Debt Consolidation Methods to Pay Off Your Loans Faster

by CodeClouds

Are you currently burdened with multiple debts? Wouldn’t it be nice just to manage one debt instead of so many? Then, debt consolidation can be the right solution for you. You can consolidate your multiple debts into a new credit card or loan at a favorable interest rate to make your life less stressful and manageable. You will have fewer payments to make, which will help you to pay off the loan faster. There are a number of debt consolidation methods that you can choose from, and these are discussed here.

Personal loan

It is an unsecured loan that you can take from a bank or a credit union. You won’t need any collateral to apply for this loan. These loans will offer a lower interest rate than credit cards, which is why taking a personal loan for debt consolidation is a popular choice. You will need a good credit score to apply for this loan.

Balance transfer

You can apply for a new credit card that offers a high credit limit and a low interest rate. You can then transfer the balances of your old credit cards to the new card. Some credit card companies will offer you 0% interest rate on the balance for a certain length of time. However, you must remember that after the interest-free period, the interest rate can increase sharply. So, try to pay off as much of the debt amount as possible during this interest-free period. You may have to pay a 3% to 5% fee on your transferred amount.

Home equity loan

This debt consolidation method is appropriate for a home owner who has developed equity over many years. These are secured loans, and you need to provide your equity as collateral. So, if you fail to pay off the debt, you will lose your home. The interest rate will be a bit higher than average mortgage rates, but still it’s below credit card rates.

Mortgage refinance

If you take a new mortgage on your house, then you can pay your unsecured debts and repay the old mortgages with it. You must have sufficient equity for consolidating your debts; otherwise, you will require extra mortgage insurance costs.

Debt settlement program

This method of debt consolidation involves a third party. You pay to the program and not to the creditors. The program handles all kinds of interactions with the creditors on your behalf. In this program, you negotiate a payoff that is lower than the amount you owe. People who are behind lots of payments and now require to take a hard step usually go for this program. It’s usually considered the last resort, as it damages your credit score severely. The debt settlement companies will ask you to stop paying the creditors so that they are bound to accept only a part of what you owe them. That way, you will incur lots of late payment fees and penalties. Missing lots of payments will lower your credit score.

Debt management plan

In this method, you need to consult a nonprofit credit counseling agency and agree to make one payment every month.  That agency will then pay all your creditors from this single payment on your behalf. The creditors prefer repaying through a debt management plan because it provides a structured repayment schedule and guarantees full payment. It also lowers the risk of default, thus increasing the chances of loan recovery. The creditors often offer incentives, like lower interest rates, when you pay through a debt management plan.

DIY debt consolidation

You can consolidate debt on your own as well. You can use the snowball or the avalanche method. In the snowball method, you pay off your small loans first and then move to the larger ones. In the avalanche method, you pay off loans with the highest interest first and then deal with the lower interest ones.

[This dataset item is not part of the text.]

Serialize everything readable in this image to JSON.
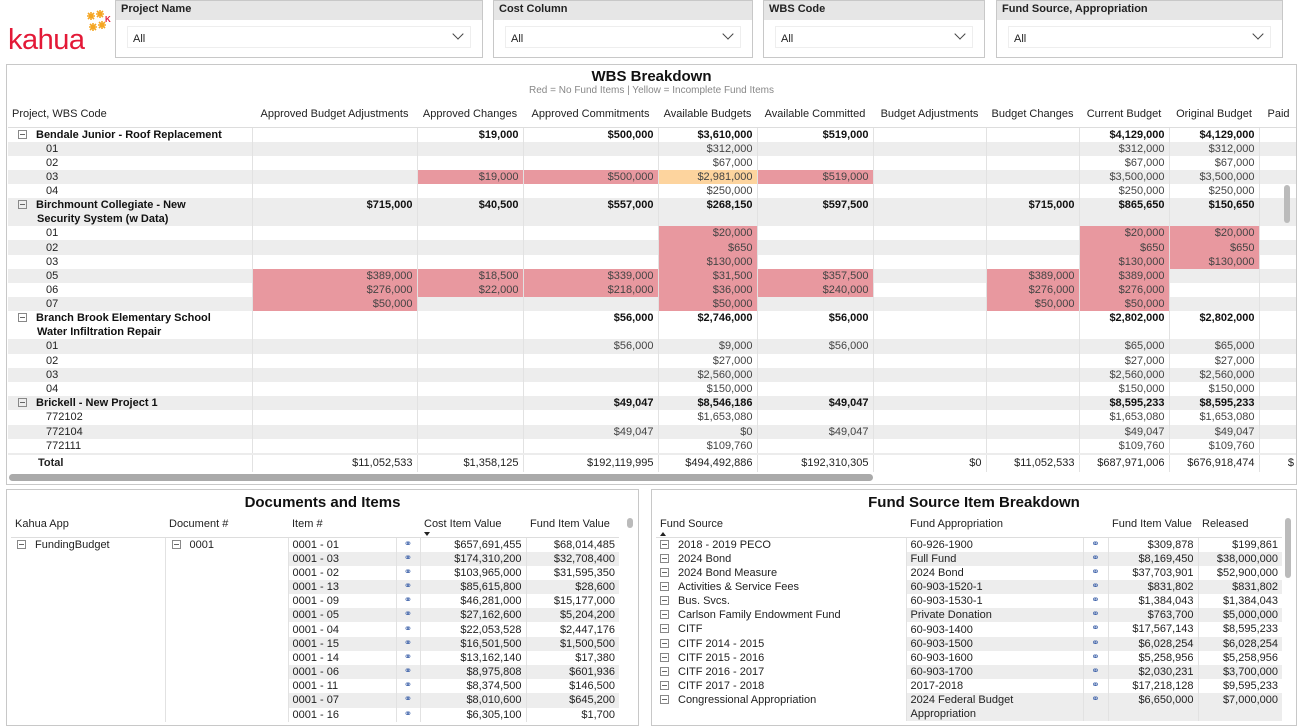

The type of debt consolidation method you choose will depend on the size of your debt. If your loan amount is small, then a personal loan or credit card balance transfer will be the right option for you. But if your loan amount is moderate to high, then a home equity loan will be more appropriate, as it will give you a larger loan amount compared to the unsecured loans.

Debt consolidation may lower your credit score as the lender will conduct a hard inquiry on your credit report. Also, as you will get a more extended period to pay off the debt, even with a lower interest rate, you may end up paying a larger amount of interest in total. After debt consolidation, develop habits to improve your credit score, like paying bills on time and limiting your credit card spending to keep your credit utilization ratio low. At the same time, try to pay off the new loan you have taken for debt consolidation as quickly as possible to avoid paying more interest. Debt consolidation is a powerful tool to get back on track with your finances.